I love the Petzl connect. Perfect. Great tool.
Better put backup before ATC because 1) you are safer for a period of time and 2) the mass of rope is on the knot and does not make it hard to put rope in an ATC
I was going to use a purcel prusik for my pas but is that bad? The last comment suggest I shouldn't. I was planning on getting a petzyl connect in the future but maybe I should get it sooner.
Any reason not to use an alpine butterfly for the middle knot? Thanks.
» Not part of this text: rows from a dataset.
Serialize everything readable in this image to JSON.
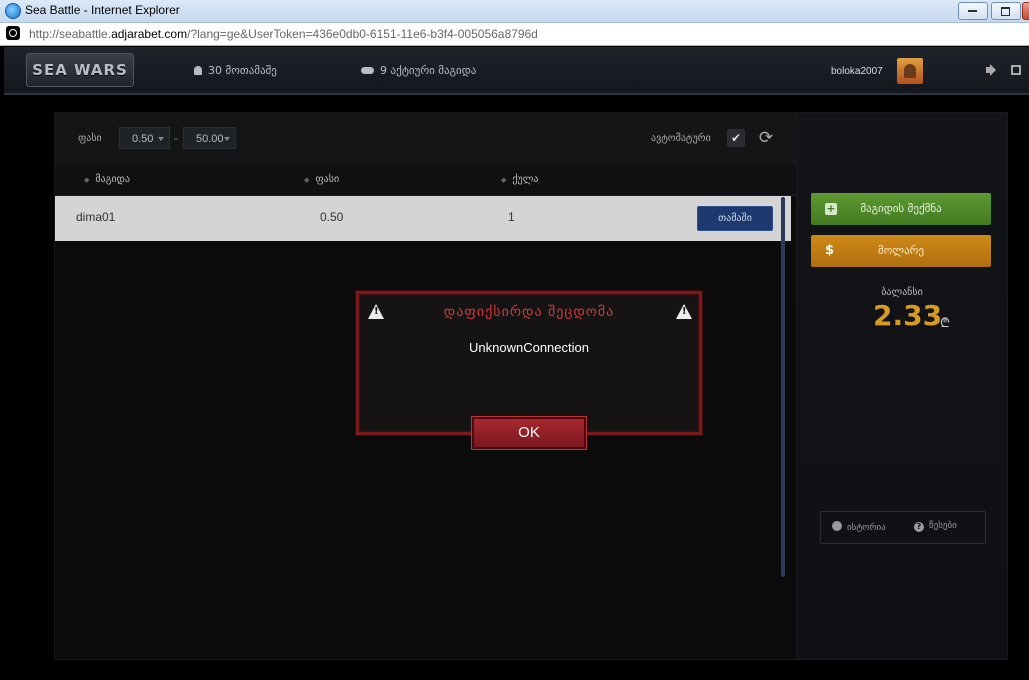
{
  "window": {
    "title": "Sea Battle - Internet Explorer",
    "url_prefix": "http://seabattle.",
    "url_domain": "adjarabet.com",
    "url_rest": "/?lang=ge&UserToken=436e0db0-6151-11e6-b3f4-005056a8796d"
  },
  "header": {
    "logo_text": "SEA WARS",
    "players_count": "30 მოთამაშე",
    "active_games": "9 აქტიური მაგიდა",
    "username": "boloka2007"
  },
  "filters": {
    "price_label": "ფასი",
    "min_value": "0.50",
    "dash": "-",
    "max_value": "50.00",
    "auto_label": "ავტომატური",
    "check_glyph": "✔",
    "refresh_glyph": "⟳"
  },
  "table": {
    "sort_glyph": "◆",
    "headers": [
      "მაგიდა",
      "ფასი",
      "ქულა"
    ],
    "rows": [
      {
        "table": "dima01",
        "price": "0.50",
        "score": "1",
        "action": "თამაში"
      }
    ]
  },
  "sidebar": {
    "create_table": "მაგიდის შექმნა",
    "plus_glyph": "+",
    "cashout": "მოლარე",
    "dollar_glyph": "$",
    "balance_label": "ბალანსი",
    "balance_value": "2.33",
    "currency": "₾",
    "history": "ისტორია",
    "rules": "წესები",
    "question_glyph": "?"
  },
  "modal": {
    "title": "დაფიქსირდა შეცდომა",
    "message": "UnknownConnection",
    "ok_label": "OK"
  },
  "colors": {
    "error_red": "#d23a3a",
    "create_green": "#5e9a32",
    "cashout_orange": "#cf8a18",
    "balance_gold": "#d79b22",
    "play_blue": "#1d3a6e"
  }
}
Hi thank you for this video! Does it matter if you used a dyneema sling to make the extender the lady used with the bight? I think this is the one I’d use! I’m new to climbing 👍🏽
Great information Thanks
Very useful, thanks!!
I have the single version of the petzl connect lanyard. Do you think it’s fine to tie an overhand on a bight in the middle and use that as the extension point?
use a clove hitch
How is your tether stowed when climbing? I use this system and I’ve had it snag on ice more than once.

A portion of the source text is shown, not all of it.